Was also kann man tun gegen eine ungute Einmischung der Eltern? Inzwischen werden verschiedene Massnahmen umgesetzt. So müssen Eltern seit über zehn Jahren bundesweit im Kinderfussball – im Rahmen der sogenannten FairPlayLiga - einen Mindestabstand von 15 Metern zum Spielfeld einhalten, "weil eine räumliche Distanz womöglich auch die emotionale Betroffenheit der Eltern verringert", sagt Zeppenfeld. Positiver Effekt für die Kinder: "Sie nehmen den Einfluss der Eltern und den damit verbundenen Druck nicht so wahr."

Dazu gibt es Fair-Play-Karten des DFB ("Fair bleiben, liebe Eltern"), mit Tipps auf der Rückseite für ein faires Verhalten abseits des Platzes. "Weil viele Eltern häufig gar nicht wahrnehmen, dass sie mit ihrem auffälligen, lauten, respektlosen Verhalten das Spiel der eigenen Kinder stören", so Zeppenfeld. Deshalb sind auch die Vereine noch mehr gefordert, auf die Vorbildfunktion der Eltern hinzuweisen und hinzuarbeiten.

Hilfreich sind offenbar auch die neuen Spielformen, die im Kinderfussball eingeführt wurden. Also weg vom Meisterschaftsmodus und nackten Ergebnissen, hin zu kleineren Teams und kleineren Spielfeldern sowie dem Fokus auf dem Spass am Spiel. "Es gab Rückmeldungen, dass sich das Verhalten der Eltern extrem harmonisiert habe. Es ist so viel mehr ein Miteinander geworden, dass es positive Auswirkungen auf die Eltern hatte", erzählt Zeppenfeld.

Elternbeauftragte in Nachwuchsleistungszentren

In den Nachwuchsleistungszentren haben auch die grösseren Klubs erkannt, dass ein Miteinander nötig ist, weil die Ansprüche und Erwartungen der Eltern im Übergang vom Breiten- zum Leistungssport noch einmal ganz andere sein können. Schliesslich sind bei diesen Klubs die Kinder untergebracht, die höhere Karriere-Ambitionen haben.

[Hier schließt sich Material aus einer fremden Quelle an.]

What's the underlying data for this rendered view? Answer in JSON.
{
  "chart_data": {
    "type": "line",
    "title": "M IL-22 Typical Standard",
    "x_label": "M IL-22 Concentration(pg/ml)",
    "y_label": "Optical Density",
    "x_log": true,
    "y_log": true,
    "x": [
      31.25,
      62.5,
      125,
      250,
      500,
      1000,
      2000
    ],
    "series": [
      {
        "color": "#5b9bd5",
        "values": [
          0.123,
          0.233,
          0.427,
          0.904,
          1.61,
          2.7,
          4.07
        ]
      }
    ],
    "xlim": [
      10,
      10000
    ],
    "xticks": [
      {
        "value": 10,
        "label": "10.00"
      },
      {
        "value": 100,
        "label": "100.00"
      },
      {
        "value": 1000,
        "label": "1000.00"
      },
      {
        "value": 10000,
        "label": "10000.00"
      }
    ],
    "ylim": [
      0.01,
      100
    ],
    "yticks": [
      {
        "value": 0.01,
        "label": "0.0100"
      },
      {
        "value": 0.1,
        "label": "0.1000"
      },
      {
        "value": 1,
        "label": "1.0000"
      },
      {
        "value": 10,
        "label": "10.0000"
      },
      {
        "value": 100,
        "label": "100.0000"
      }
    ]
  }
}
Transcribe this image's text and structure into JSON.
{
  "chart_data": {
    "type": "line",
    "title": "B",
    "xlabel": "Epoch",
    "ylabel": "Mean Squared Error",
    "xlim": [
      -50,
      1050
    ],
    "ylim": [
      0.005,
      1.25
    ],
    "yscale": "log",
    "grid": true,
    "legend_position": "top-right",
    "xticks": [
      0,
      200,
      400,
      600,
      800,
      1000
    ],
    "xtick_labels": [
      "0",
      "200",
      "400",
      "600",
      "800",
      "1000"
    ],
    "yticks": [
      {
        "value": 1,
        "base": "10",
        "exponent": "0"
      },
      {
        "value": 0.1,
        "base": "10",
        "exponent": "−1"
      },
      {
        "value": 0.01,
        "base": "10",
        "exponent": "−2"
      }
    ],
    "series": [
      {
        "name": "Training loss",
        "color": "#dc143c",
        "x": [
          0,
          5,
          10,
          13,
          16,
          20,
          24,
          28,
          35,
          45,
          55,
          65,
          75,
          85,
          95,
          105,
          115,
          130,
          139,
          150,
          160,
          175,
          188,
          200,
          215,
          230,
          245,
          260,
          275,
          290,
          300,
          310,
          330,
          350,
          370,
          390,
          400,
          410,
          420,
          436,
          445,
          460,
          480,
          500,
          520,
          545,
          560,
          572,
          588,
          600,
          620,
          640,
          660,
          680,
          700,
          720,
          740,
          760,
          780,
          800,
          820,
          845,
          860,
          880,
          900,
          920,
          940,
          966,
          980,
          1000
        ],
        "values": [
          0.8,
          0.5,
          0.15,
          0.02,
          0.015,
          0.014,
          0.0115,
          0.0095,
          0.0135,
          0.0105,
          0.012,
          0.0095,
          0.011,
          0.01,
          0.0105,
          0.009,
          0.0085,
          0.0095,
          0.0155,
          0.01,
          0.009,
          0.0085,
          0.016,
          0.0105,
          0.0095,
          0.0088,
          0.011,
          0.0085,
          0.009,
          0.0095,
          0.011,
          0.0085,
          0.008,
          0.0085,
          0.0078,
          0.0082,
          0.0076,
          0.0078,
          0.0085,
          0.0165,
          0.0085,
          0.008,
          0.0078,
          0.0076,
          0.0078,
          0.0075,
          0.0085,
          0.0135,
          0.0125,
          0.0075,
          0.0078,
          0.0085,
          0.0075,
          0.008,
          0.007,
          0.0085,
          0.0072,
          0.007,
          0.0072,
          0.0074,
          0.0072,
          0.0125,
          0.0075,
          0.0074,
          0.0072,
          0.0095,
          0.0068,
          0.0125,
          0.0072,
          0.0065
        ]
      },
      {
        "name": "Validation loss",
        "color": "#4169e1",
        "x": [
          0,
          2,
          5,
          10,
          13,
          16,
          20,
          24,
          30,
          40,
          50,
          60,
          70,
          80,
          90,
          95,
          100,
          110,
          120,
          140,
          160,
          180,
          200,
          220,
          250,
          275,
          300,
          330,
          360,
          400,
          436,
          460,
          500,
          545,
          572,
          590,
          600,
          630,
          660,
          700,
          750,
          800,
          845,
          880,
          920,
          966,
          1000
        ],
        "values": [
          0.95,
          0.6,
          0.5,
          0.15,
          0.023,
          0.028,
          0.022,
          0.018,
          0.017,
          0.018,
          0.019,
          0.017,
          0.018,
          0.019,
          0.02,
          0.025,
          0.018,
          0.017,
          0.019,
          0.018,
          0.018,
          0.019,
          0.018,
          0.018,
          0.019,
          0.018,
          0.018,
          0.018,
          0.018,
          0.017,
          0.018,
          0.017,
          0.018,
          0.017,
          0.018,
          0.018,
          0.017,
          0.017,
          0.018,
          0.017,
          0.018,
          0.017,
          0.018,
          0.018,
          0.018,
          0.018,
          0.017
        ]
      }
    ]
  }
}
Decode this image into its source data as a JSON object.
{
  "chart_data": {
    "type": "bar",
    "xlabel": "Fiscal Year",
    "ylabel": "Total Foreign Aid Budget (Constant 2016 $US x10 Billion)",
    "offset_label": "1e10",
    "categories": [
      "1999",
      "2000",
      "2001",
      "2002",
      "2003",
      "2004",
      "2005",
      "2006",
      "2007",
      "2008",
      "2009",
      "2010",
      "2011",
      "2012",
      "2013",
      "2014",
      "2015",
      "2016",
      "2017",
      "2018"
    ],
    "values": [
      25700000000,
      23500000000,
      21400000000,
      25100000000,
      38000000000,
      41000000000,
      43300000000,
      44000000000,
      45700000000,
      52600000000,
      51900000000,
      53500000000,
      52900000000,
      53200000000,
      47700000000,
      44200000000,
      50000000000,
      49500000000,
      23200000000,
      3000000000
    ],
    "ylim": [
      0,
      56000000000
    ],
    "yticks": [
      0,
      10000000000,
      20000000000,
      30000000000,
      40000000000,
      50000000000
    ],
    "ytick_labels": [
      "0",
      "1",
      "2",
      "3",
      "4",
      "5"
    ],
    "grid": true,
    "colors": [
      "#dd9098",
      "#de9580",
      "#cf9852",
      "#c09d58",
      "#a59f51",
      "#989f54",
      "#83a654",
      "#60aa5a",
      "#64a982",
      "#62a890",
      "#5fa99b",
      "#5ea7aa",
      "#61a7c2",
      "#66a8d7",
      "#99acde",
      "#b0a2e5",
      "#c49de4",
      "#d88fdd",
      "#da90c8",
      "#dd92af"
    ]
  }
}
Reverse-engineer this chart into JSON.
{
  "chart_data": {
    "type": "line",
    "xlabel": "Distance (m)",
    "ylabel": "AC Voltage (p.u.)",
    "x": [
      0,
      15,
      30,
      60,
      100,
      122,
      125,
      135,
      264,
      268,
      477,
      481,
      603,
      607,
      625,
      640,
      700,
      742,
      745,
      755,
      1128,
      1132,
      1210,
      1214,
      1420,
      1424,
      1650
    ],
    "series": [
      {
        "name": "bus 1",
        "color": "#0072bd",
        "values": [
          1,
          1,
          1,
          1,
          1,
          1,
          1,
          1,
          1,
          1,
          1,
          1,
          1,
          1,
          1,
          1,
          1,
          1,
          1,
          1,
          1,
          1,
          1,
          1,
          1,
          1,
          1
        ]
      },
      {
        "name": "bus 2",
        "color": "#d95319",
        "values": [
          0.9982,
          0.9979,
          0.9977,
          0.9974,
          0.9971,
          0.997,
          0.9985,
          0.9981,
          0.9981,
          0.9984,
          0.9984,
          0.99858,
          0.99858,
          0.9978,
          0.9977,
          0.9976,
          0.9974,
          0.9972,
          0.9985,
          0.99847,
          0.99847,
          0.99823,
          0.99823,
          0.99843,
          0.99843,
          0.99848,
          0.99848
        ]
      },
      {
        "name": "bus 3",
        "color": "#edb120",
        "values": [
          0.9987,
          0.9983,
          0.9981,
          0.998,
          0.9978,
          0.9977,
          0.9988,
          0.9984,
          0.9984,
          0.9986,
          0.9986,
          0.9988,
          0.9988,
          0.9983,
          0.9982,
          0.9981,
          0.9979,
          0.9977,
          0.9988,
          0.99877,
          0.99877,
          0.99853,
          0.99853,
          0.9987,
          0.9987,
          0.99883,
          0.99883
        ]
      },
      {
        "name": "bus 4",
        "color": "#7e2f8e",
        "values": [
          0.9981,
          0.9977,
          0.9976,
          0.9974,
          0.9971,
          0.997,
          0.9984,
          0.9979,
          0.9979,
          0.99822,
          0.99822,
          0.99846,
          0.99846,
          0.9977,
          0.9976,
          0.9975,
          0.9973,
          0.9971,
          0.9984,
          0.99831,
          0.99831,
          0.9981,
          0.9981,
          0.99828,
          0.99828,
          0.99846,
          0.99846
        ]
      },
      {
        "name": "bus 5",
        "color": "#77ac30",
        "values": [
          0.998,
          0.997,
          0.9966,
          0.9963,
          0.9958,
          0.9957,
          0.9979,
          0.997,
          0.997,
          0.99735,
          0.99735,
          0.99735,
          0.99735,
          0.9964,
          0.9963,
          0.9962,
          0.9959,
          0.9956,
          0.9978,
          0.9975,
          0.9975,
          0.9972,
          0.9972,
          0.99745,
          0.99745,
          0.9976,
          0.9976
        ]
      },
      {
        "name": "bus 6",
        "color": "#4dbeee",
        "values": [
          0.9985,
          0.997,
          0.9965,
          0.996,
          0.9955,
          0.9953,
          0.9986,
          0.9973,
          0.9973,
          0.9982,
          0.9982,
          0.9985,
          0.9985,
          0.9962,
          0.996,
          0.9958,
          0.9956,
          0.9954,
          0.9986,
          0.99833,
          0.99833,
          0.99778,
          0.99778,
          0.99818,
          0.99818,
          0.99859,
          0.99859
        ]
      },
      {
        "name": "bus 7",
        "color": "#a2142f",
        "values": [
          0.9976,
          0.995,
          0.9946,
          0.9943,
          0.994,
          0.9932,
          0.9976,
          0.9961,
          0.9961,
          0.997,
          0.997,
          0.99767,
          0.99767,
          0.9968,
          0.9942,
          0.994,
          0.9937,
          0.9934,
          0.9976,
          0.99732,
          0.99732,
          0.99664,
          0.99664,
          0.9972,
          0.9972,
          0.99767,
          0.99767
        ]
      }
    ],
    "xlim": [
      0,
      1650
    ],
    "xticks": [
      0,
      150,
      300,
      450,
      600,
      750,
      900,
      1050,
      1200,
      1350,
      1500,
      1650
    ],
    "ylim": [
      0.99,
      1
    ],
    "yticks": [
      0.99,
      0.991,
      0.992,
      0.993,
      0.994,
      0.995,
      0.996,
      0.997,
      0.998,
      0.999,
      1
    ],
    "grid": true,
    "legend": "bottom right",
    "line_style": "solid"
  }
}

Der DFB hat deshalb in seinen Richtlinien festgelegt, dass jedes Nachwuchsleistungszentrum einen Elternbeauftragten einstellen muss. Begleitend dazu gibt es eine 40-seitige Broschüre, die die Sportpsychologinnen Valeria Eckardt und Babett Lobinger in Zusammenarbeit mit der DFL und dem DFB verfasst haben. "Gerade in leistungsorientierten Vereinen sind ehrgeizige Eltern manchmal sogar besonders wahrnehmbar", weiss Zeppenfeld. "Weshalb es grundsätzlich wichtig ist, die Eltern schon früh einzufangen, mitzunehmen und sogar einzubinden."

Auch in kleineren Vereinen könnte deshalb ein Elternbeauftragter eine Option sein, um mögliche Konflikte zu lösen. Lothar Matthäus wird das aber wahrscheinlich nicht mehr zu einem Comeback bewegen.

Über den Gesprächspartner

  • Oliver Zeppenfeld ist seit über 20 Jahren im Kinder- und Jugendfussball tätig. Aktuell ist er Abteilungsleiter Beratung & Entwicklung beim Fussball-Verband Mittelrhein.